Advocacy: Family

ADVOCACY: FAMILY

It probably seems like the world is stacked against you if you have a student who is struggling at school. While the world may not be stacked against you, sadly, the public education accountability system in Texas may well be and is adding to the pressures you confront.

The educational bureaucracy often has all the right answers to all the wrong questions which actually aren’t the questions you might need to be asking. Decades of experience tell us that the education bureaucracy often just doesn’t want to hear the right questions. What do you do: double down and ask the right questions.

But you need the right data in the context of understanding in understanding – too often – what the bureaucracy’s top interests is.

One thing we’d like for you to consider is that no matter what the pressure or problem might be, it is rarely true that your child’s classroom teacher is the problem. Today’s classroom teacher operates in a pervasive, top-down, autocratic system which often makes their professional lives way more challenging and limited than it should ever be. Classroom teachers – in so many tragic ways – are unwilling victims of the system. We encourage you to keep that in mind.

We make three points below that we hope gives you some guidance in what we hope our website will help you accomplish if your child needs two kinds of help:

  • Help to get past current academic skill gaps that may be holding them back and are not helpful in their academic futures.
  • Help to solidify strong skills and advance even more.

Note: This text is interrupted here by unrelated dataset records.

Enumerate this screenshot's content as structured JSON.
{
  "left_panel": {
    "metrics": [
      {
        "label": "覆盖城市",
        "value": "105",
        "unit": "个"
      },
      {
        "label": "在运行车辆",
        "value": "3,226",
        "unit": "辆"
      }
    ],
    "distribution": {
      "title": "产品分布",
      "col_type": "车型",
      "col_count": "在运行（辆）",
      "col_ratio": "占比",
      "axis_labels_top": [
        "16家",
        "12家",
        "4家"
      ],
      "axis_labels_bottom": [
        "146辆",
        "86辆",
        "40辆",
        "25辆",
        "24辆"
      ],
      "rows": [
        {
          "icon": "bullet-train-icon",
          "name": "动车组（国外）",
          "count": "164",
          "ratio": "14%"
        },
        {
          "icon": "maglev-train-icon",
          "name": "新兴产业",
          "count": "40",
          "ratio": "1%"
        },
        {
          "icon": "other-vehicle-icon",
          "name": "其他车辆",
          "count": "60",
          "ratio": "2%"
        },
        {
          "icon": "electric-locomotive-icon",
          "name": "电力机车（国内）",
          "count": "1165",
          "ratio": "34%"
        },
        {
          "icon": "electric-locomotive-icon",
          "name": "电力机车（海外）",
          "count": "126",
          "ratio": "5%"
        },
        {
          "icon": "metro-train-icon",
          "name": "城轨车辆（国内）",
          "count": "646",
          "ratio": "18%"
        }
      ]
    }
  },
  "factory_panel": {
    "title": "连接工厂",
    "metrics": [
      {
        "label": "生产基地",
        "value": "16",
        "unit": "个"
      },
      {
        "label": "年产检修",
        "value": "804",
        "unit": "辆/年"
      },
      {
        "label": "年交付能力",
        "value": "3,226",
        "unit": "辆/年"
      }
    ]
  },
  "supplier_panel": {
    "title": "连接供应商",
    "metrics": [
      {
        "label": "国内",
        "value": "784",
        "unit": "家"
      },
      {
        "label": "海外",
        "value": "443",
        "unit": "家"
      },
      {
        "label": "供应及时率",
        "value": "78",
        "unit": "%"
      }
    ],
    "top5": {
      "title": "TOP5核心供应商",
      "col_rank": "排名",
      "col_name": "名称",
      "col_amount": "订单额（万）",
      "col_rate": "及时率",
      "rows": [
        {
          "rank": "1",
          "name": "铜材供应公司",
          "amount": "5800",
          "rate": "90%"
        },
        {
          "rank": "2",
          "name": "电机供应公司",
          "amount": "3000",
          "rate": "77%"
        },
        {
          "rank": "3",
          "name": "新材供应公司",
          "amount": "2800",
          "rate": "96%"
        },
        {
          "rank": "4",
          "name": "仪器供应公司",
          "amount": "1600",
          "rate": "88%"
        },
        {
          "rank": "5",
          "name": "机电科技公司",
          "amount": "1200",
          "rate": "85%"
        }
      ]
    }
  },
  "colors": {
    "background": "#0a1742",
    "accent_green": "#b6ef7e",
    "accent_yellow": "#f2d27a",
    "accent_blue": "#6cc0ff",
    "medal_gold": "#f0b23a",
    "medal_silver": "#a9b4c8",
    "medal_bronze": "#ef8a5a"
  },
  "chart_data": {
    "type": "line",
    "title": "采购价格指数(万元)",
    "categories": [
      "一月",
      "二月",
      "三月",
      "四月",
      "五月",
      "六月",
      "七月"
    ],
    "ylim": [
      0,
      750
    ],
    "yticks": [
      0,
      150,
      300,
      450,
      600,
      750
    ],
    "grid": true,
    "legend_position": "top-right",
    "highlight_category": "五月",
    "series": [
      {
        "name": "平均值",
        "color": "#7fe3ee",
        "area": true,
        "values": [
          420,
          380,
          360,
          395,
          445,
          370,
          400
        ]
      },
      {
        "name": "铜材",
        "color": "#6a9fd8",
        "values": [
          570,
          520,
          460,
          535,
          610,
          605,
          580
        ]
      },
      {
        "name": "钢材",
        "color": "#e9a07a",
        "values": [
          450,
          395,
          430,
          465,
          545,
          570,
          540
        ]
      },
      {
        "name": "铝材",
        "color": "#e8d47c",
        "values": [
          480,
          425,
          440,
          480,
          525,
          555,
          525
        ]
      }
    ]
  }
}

Should the circumstance arise where you believe you need independent help, perhaps AEA can assist you in that process.

Here are three major components of our website are explicitly designed to help you be a more effective and forceful advocate for your child’s educational needs:

  1. Explaining how the current testing system is designed and implemented to NOT tell you the truth, the whole truth, and nothing but the truth about your child’s genuine academic skills and actual instructional needs. Through its structural misrepresentations of academic grade level and deeply flawed passing standards of the various STAAR tests, parents are not treated as genuine partners in the public education system. So much of the system is designed to protect the interests of the TEA – not your child.
  2. By providing you with an independent opportunity to assess what skill gaps your child might have, you can become a more effective advocate for your child.
  3. By providing you with targeted instructional support and resources, you can become a more knowledgeable advocate for your child.